Le pli est sur le bureau du gouvernement. Il lui a été expédié en août par le président du groupe La Poste, Jean-Paul Bailly. Son objet : demande de changement de statut. La Poste veut devenir une société anonyme (SA) pour pouvoir lever des capitaux de 2 à 3 milliards d’euros, financer ses investissements et se tenir prête à affronter l’ouverture totale à la concurrence des services postaux, prévue pour 2011 par la directive n° 2008/6 du 27 février 2008. Depuis 2006, en France, 21 opérateurs privés sont autorisés à concurrencer l’opérateur historique sur le secteur des courriers et colis pesant plus de 50 g. En 2011, ils pourront théoriquement entrer sur le marché des moins de 50 g, qui représente 72 % du volume postal.

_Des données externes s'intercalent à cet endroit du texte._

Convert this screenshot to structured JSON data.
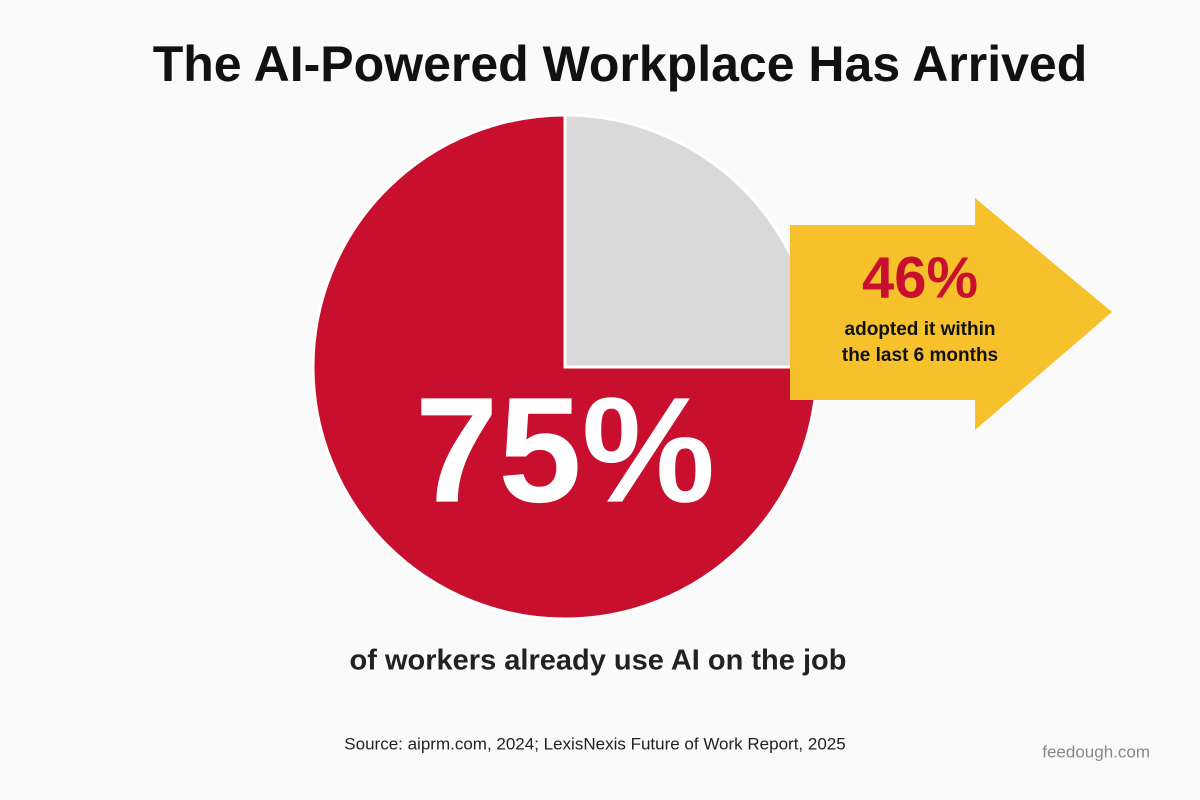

Libéralisation totale en 2011 La ministre de l’économie Christine Lagarde et son secrétaire d’Etat à l’industrie et à la consommation Luc Chatel sont chargés d’organiser en septembre des «consultations avec les acteurs concernés» sur la question du statut du groupe La Poste. Jean-Paul Bailly souhaiterait qu’une loi soit votée en 2009 ou 2010, entérinant sa transformation en SA et permettant une cotation en bourse pour lever des capitaux sur le marché. Le gouvernement devrait se prononcer dans les semaines à venir, mais Christine Lagarde promet que les missions de service public sont «non négociables» et que l’Etat gardera plus de 50 % du capital.
La privatisation partielle qui s’annonce est très fraîchement accueillie par les syndicats de l’entreprise publique, qui s’inquiètent de l’avenir des 280 000 employés – dont 60 % de fonctionnaires – et de la continuité des missions de service public. Une manifestation est prévue le 23 septembre. Jean-Paul Bailly répond que les personnels conserveront leur statut, qu’il soit de droit public ou privé, et que le “contrat d’engagements 2009-2012” signé avec l’Etat le 22 juillet dernier contient toutes les garanties. Ce document précise les quatre missions de service public que la Poste doit remplir.
Des objectifs chiffrés, mais pas de garanties suffisantes Premièrement, le service universel postal. La Poste doit continuer d’assurer «la levée et la distribution du courrier six jours sur sept au même tarif partout en France». Elle s’est engagée pour 2009 à acheminer 84 % du courrier le lendemain de son envoi, puis 85 % en 2010. Problème : ces objectifs chiffrés ne sont pas opposables au service clients de la Poste. Par exemple, le délai des courriers au tarif “prioritaire” n’est pas garanti.
Deuxièmement, l’acheminement de la presse. Les quotidiens et périodiques doivent être distribués «six jours par semaine sur tout le territoire à un prix abordable».
Troisièmement, l’accessibilité bancaire. Chaque client de la Banque postale doit pouvoir ouvrir un compte quel que soit son niveau de ressources.
Enfin, le déploiement sur le territoire. «Pas plus de 10 % de la population d’un département ne doit se trouver éloignée de plus de 5 kilomètres et de plus de 20 minutes de trajet automobile des plus proches points de contact de la Poste.» Pour le gouvernement, cela «devrait assurer le maintien des 17 000 points de contact existants», dont les 4 500 relais ou agences gérées en partenariat avec des mairies. Les syndicats en doutent.